On December 29, 1991, a 36-year-old woman was found dead in the men’s restroom of the Phoenix, Arizona bar where she worked. Little was found in the way of physical evidence, so police relied on bite marks on the victim to find a suspect. A regular bar patron, Ray Krone, was labeled as a potential suspect. Police asked Krone to make an impression of his teeth using Styrofoam. He was arrested on charges of kidnapping and murder just 2 days after the victim was found.
Krone maintained his innocence during his trial in 1992. Experts for the prosecution testified that the bite marks found on the victim matched the Styrofoam impressions of Krone’s teeth. This was enough to convince a jury and Krone was sentenced to death and a consecutive 21-year term, respectively. He was granted a new trial in 1996, but his conviction was upheld, mainly on the prosecution’s expert bite-mark testimony. However, the judge cited doubts over Krone’s guilt and instead, sentenced him to life in prison.
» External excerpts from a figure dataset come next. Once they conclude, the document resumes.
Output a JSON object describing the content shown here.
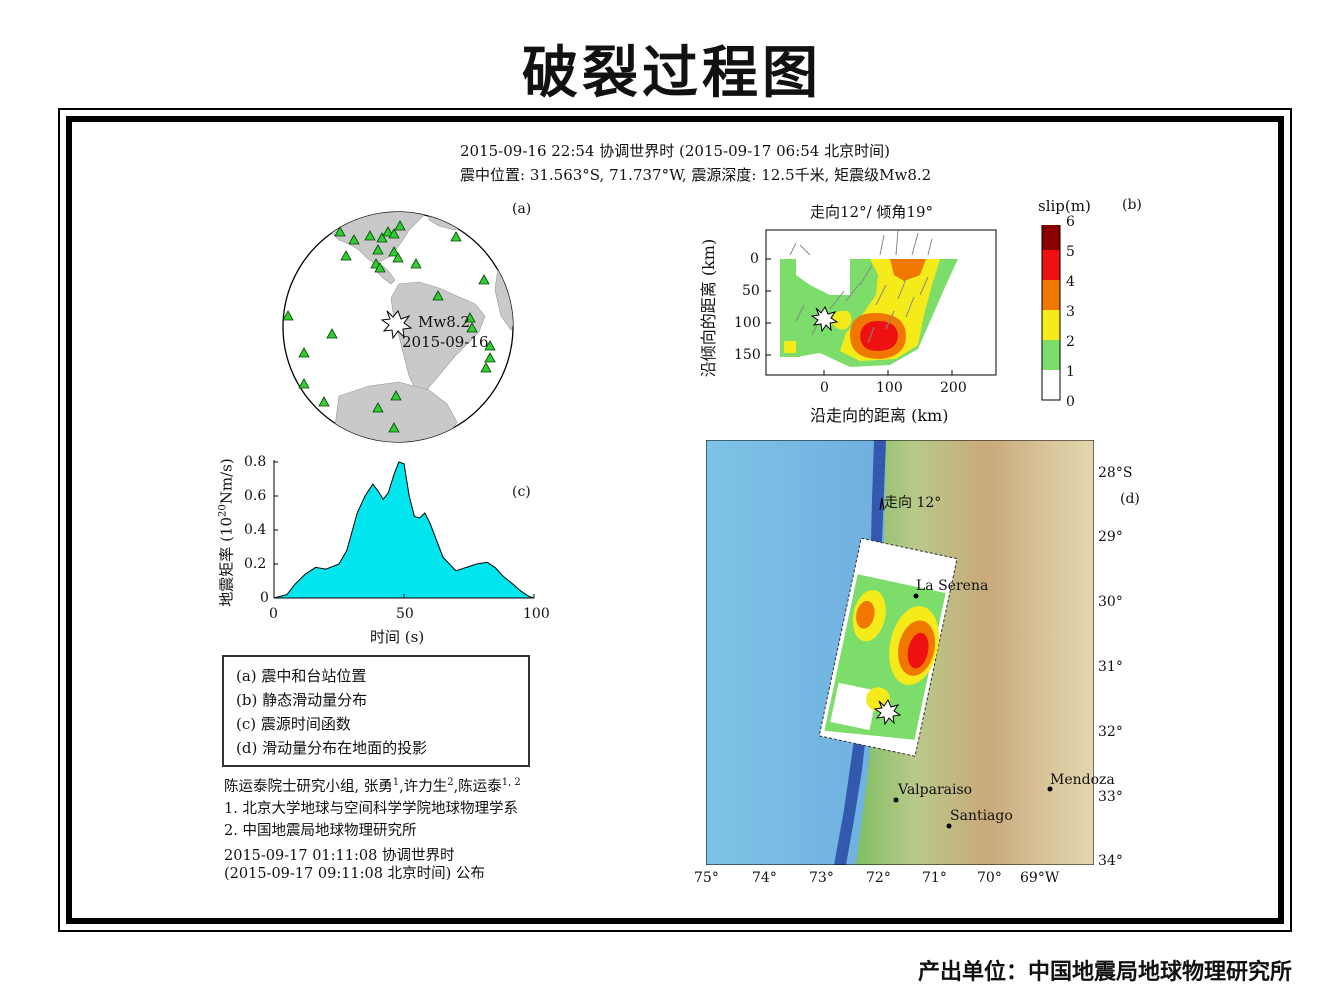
{
  "title": "破裂过程图",
  "header": {
    "line1": "2015-09-16 22:54 协调世界时 (2015-09-17 06:54 北京时间)",
    "line2": "震中位置: 31.563°S, 71.737°W, 震源深度: 12.5千米, 矩震级Mw8.2"
  },
  "panel_a": {
    "label": "(a)",
    "event_mag": "Mw8.2",
    "event_date": "2015-09-16"
  },
  "panel_b": {
    "label": "(b)",
    "title": "走向12°/ 倾角19°",
    "xlabel": "沿走向的距离 (km)",
    "ylabel": "沿倾向的距离 (km)",
    "x_ticks": [
      "0",
      "100",
      "200"
    ],
    "y_ticks": [
      "0",
      "50",
      "100",
      "150"
    ],
    "colorbar_title": "slip(m)",
    "colorbar_ticks": [
      "6",
      "5",
      "4",
      "3",
      "2",
      "1",
      "0"
    ],
    "colors": [
      "#8b0000",
      "#ee1111",
      "#f07800",
      "#f5ea1a",
      "#7ddd6a",
      "#ffffff"
    ]
  },
  "panel_c": {
    "label": "(c)",
    "ylabel_main": "地震矩率 (10",
    "ylabel_exp": "20",
    "ylabel_unit": "Nm/s)",
    "xlabel": "时间 (s)",
    "x_ticks": [
      "0",
      "50",
      "100"
    ],
    "y_ticks": [
      "0",
      "0.2",
      "0.4",
      "0.6",
      "0.8"
    ],
    "fill_color": "#00e5ee"
  },
  "chart_data": {
    "type": "area",
    "title": "",
    "xlabel": "时间 (s)",
    "ylabel": "地震矩率 (10^20 Nm/s)",
    "xlim": [
      0,
      100
    ],
    "ylim": [
      0,
      0.8
    ],
    "x": [
      0,
      5,
      8,
      12,
      16,
      20,
      25,
      28,
      32,
      35,
      38,
      40,
      42,
      44,
      46,
      48,
      50,
      52,
      54,
      56,
      58,
      60,
      62,
      65,
      70,
      74,
      78,
      82,
      85,
      88,
      92,
      95,
      98,
      100
    ],
    "y": [
      0,
      0.02,
      0.08,
      0.14,
      0.18,
      0.17,
      0.2,
      0.28,
      0.5,
      0.6,
      0.67,
      0.63,
      0.58,
      0.62,
      0.72,
      0.8,
      0.79,
      0.6,
      0.48,
      0.47,
      0.5,
      0.44,
      0.36,
      0.24,
      0.16,
      0.18,
      0.2,
      0.21,
      0.18,
      0.13,
      0.08,
      0.04,
      0.01,
      0
    ]
  },
  "panel_d": {
    "label": "(d)",
    "strike_label": "走向 12°",
    "lat_ticks": [
      "28°S",
      "29°",
      "30°",
      "31°",
      "32°",
      "33°",
      "34°"
    ],
    "lon_ticks": [
      "75°",
      "74°",
      "73°",
      "72°",
      "71°",
      "70°",
      "69°W"
    ],
    "cities": [
      "La Serena",
      "Valparaiso",
      "Santiago",
      "Mendoza"
    ]
  },
  "legend": {
    "items": [
      "(a) 震中和台站位置",
      "(b) 静态滑动量分布",
      "(c) 震源时间函数",
      "(d) 滑动量分布在地面的投影"
    ]
  },
  "credits": {
    "group": "陈运泰院士研究小组, 张勇",
    "sup1": "1",
    "name2": ",许力生",
    "sup2": "2",
    "name3": ",陈运泰",
    "sup3": "1, 2",
    "affil1": "1. 北京大学地球与空间科学学院地球物理学系",
    "affil2": "2. 中国地震局地球物理研究所",
    "time1": "2015-09-17 01:11:08 协调世界时",
    "time2": "(2015-09-17 09:11:08 北京时间) 公布"
  },
  "producer": "产出单位：中国地震局地球物理研究所"
}
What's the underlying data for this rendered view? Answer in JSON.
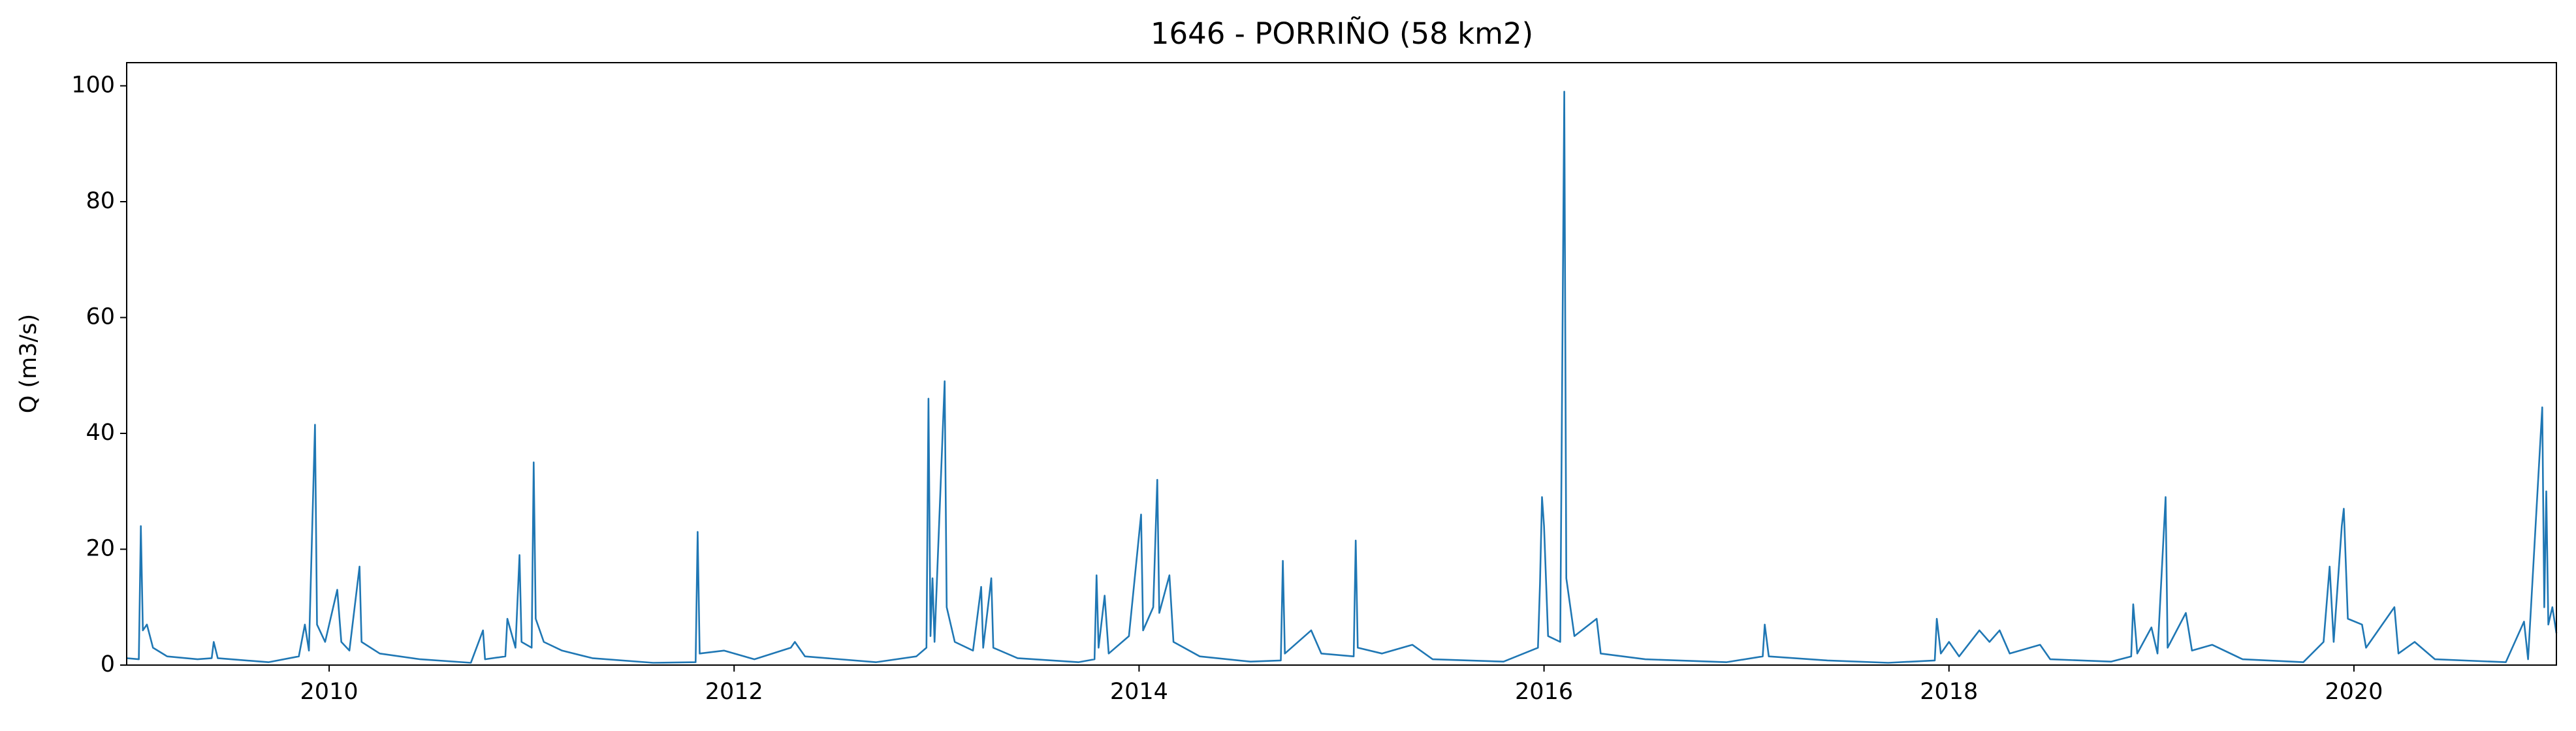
{
  "chart_data": {
    "type": "line",
    "title": "1646 - PORRIÑO (58 km2)",
    "ylabel": "Q (m3/s)",
    "x": [
      2009.0,
      2009.06,
      2009.07,
      2009.08,
      2009.1,
      2009.13,
      2009.2,
      2009.35,
      2009.42,
      2009.43,
      2009.45,
      2009.7,
      2009.85,
      2009.88,
      2009.9,
      2009.93,
      2009.94,
      2009.98,
      2010.04,
      2010.06,
      2010.1,
      2010.15,
      2010.16,
      2010.25,
      2010.45,
      2010.7,
      2010.76,
      2010.77,
      2010.87,
      2010.88,
      2010.92,
      2010.94,
      2010.95,
      2011.0,
      2011.01,
      2011.02,
      2011.06,
      2011.15,
      2011.3,
      2011.6,
      2011.81,
      2011.82,
      2011.83,
      2011.95,
      2012.1,
      2012.28,
      2012.3,
      2012.35,
      2012.7,
      2012.9,
      2012.95,
      2012.96,
      2012.97,
      2012.98,
      2012.99,
      2013.04,
      2013.05,
      2013.09,
      2013.18,
      2013.22,
      2013.23,
      2013.27,
      2013.28,
      2013.4,
      2013.7,
      2013.78,
      2013.79,
      2013.8,
      2013.83,
      2013.85,
      2013.95,
      2014.01,
      2014.02,
      2014.07,
      2014.09,
      2014.1,
      2014.15,
      2014.17,
      2014.3,
      2014.55,
      2014.7,
      2014.71,
      2014.72,
      2014.85,
      2014.9,
      2015.06,
      2015.07,
      2015.08,
      2015.2,
      2015.35,
      2015.45,
      2015.8,
      2015.97,
      2015.98,
      2015.99,
      2016.0,
      2016.02,
      2016.08,
      2016.1,
      2016.11,
      2016.15,
      2016.26,
      2016.28,
      2016.5,
      2016.9,
      2017.08,
      2017.09,
      2017.11,
      2017.4,
      2017.7,
      2017.93,
      2017.94,
      2017.96,
      2018.0,
      2018.05,
      2018.15,
      2018.2,
      2018.25,
      2018.3,
      2018.45,
      2018.5,
      2018.8,
      2018.9,
      2018.91,
      2018.93,
      2019.0,
      2019.03,
      2019.07,
      2019.08,
      2019.17,
      2019.2,
      2019.3,
      2019.45,
      2019.75,
      2019.85,
      2019.88,
      2019.9,
      2019.94,
      2019.95,
      2019.97,
      2020.04,
      2020.06,
      2020.2,
      2020.22,
      2020.3,
      2020.4,
      2020.75,
      2020.84,
      2020.86,
      2020.93,
      2020.94,
      2020.95,
      2020.96,
      2020.98,
      2021.0
    ],
    "series": [
      {
        "name": "Q",
        "color": "#1f77b4",
        "values": [
          1.2,
          1.0,
          24,
          6,
          7,
          3,
          1.5,
          1.0,
          1.2,
          4,
          1.2,
          0.5,
          1.5,
          7,
          2.5,
          41.5,
          7,
          4,
          13,
          4,
          2.5,
          17,
          4,
          2,
          1,
          0.4,
          6,
          1,
          1.5,
          8,
          3,
          19,
          4,
          3,
          35,
          8,
          4,
          2.5,
          1.2,
          0.4,
          0.5,
          23,
          2,
          2.5,
          1,
          3,
          4,
          1.5,
          0.5,
          1.5,
          3,
          46,
          5,
          15,
          4,
          49,
          10,
          4,
          2.5,
          13.5,
          3,
          15,
          3,
          1.2,
          0.5,
          1,
          15.5,
          3,
          12,
          2,
          5,
          26,
          6,
          10,
          32,
          9,
          15.5,
          4,
          1.5,
          0.6,
          0.8,
          18,
          2,
          6,
          2,
          1.5,
          21.5,
          3,
          2,
          3.5,
          1,
          0.6,
          3,
          14,
          29,
          24,
          5,
          4,
          99,
          15,
          5,
          8,
          2,
          1,
          0.5,
          1.5,
          7,
          1.5,
          0.8,
          0.4,
          0.8,
          8,
          2,
          4,
          1.5,
          6,
          4,
          6,
          2,
          3.5,
          1,
          0.6,
          1.5,
          10.5,
          2,
          6.5,
          2,
          29,
          3,
          9,
          2.5,
          3.5,
          1,
          0.5,
          4,
          17,
          4,
          24,
          27,
          8,
          7,
          3,
          10,
          2,
          4,
          1,
          0.5,
          7.5,
          1,
          44.5,
          10,
          30,
          7,
          10,
          5.5
        ]
      }
    ],
    "xlim": [
      2009.0,
      2021.0
    ],
    "xticks": [
      2010,
      2012,
      2014,
      2016,
      2018,
      2020
    ],
    "ylim": [
      0,
      104
    ],
    "yticks": [
      0,
      20,
      40,
      60,
      80,
      100
    ],
    "grid": false
  }
}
After serving 10 years in prison, DNA evidence proved Krone’s innocence in 2002. Saliva found on the victim matched a man named Kenneth Phillips, who was never considered a suspect despite living a short distance from the bar where the woman worked. Krone was exonerated and released from prison on April 8, 2002. He is the 100th former death row inmate freed due to a wrongful conviction since the US reinstated capital punishment in 1976. He is just the 12th person to be on death row to be exonerated through post-conviction DNA evidence. Since his release, Krone has become an anti-capital punishment activist is an active member of Witness to Innocence, a non-profit organization that is dedicated to abolishing the death penalty in the US.